The debate on energy has omitted one vital factor that may have provided a rational outcome – health. It requires dedication by the Federal Government to avoid mentioning health in the context of coal. This avoidance is cloaked in the mantra of “coal is clean”, “clean coal”, “coal is good for humanity”, “coal is cheap” – all flying in the face of universally known evidence.
In the case of Liddell, it emitted 31,344 tonnes of sulphur dioxide in 2014-15, an unacceptable act of pollution. In the atmosphere, sulphur dioxide travels great distances and undergoes chemical reactions to form sulphate particles, one of the components of fine-particle air pollution that has serious consequences for health.
In Sydney alone, pollution traceable to coal-fired power-stations causes 104 premature deaths per year and many more illnesses together with much human suffering. A rough calculation for an additional five years of life for Liddell requested to AGL by the Government indicates that this would result in around 80 extra deaths, though these would be reduced if reform of air-quality standards occurs.
So health must be avoided if the “coal is cheap” assertion is to be maintained along with the edifice of economic prudence. Coal-fired power is neither cheap nor secure. In a severe heat wave, coal and gas-fired generators suffer ‘heatstroke’ and become insecure and, indeed, energy security is best managed by technologists using a portfolio of several modalities of generation. Experts agree that the term base-load for coal is outmoded; its use in this context shows ignorance of the issue.

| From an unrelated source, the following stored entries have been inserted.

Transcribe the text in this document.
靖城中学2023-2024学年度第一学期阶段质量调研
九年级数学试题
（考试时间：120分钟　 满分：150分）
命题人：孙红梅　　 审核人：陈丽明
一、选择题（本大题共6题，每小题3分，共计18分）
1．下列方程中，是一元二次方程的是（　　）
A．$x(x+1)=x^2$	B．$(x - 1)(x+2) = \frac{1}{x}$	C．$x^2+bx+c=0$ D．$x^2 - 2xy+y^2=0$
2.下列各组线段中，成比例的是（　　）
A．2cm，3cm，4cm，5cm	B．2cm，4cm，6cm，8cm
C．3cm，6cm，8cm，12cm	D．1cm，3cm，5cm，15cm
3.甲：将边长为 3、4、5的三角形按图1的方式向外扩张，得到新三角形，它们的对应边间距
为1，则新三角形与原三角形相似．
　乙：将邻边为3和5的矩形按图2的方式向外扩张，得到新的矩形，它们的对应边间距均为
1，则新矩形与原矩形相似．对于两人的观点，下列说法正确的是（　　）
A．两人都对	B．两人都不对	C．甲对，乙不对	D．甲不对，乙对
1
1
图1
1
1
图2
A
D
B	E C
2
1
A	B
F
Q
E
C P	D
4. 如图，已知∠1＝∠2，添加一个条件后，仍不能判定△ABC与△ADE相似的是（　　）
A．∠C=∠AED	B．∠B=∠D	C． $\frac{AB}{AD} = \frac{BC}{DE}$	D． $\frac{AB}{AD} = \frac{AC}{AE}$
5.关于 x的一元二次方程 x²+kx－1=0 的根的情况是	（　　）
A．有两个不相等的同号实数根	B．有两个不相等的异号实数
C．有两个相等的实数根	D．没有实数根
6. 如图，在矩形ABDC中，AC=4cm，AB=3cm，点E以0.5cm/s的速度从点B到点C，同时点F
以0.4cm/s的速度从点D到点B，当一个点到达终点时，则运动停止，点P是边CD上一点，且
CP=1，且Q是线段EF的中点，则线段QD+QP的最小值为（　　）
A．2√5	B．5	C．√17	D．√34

“Coal is bad for humanity” is evidenced by impeccable economic sources. William Nordhaus, one of the most respected economists in the US, found that, at best, coal-fired power generation has no economic value to the community and, at worst, the industry is a huge economic burden.
In 2011, his team studied the effects of six pollutants (sulphur dioxide, nitrous oxide, volatile organic compounds, ammonia, particles smaller than 2.5 microns and particles smaller than 10 microns) on human health, agricultural yield, visibility (atmospheric clarity), accelerated depreciation and human recreation. Nordhaus related air-pollution concentrations to human illness and death, and estimated the economic loss there-from.
Coal-fired power generation was found to produce damage from 0.8 to 5.6 times its value added. In other words, the damage caused is worth 80 per cent of the net value of the industry at best and 5.6 times greater at worst.
These findings have been confirmed by other US economists but there is no equivalent Australian study. One does wonder why not. Collected evidence suggests the conclusions would be similar. The health costs of pollution in Sydney alone, to which Liddell contributes, are estimated to be $8.4 B p.a. Much of the pollution in Sydney arises from coal combustion.
Full cost accounting, which includes externalities is recommended by the Business Council of Australia, but is not used in energy accounting. Instead the health externalities are paid for by taxpayers, in dollars for health services, and in suffering by patients.
These findings have been explained to Australian governments on many occasions and presented in the media, but without any response, yet many other developed countries have already acted upon such information.
If climate change does not exist then green house emissions from coal are irrelevant, it is “clean”. Such thinking may be needed to preserve power for a divided government rather than provide energy-security and health for the community. But this delusion should not extend to air pollution and cardio-respiratory illness. This is equivalent to medical negligence when we now have technologies without health harms.
Dr David Shearman (AM) is the Honorary Secretary and founder of Doctors for the Environment Australia.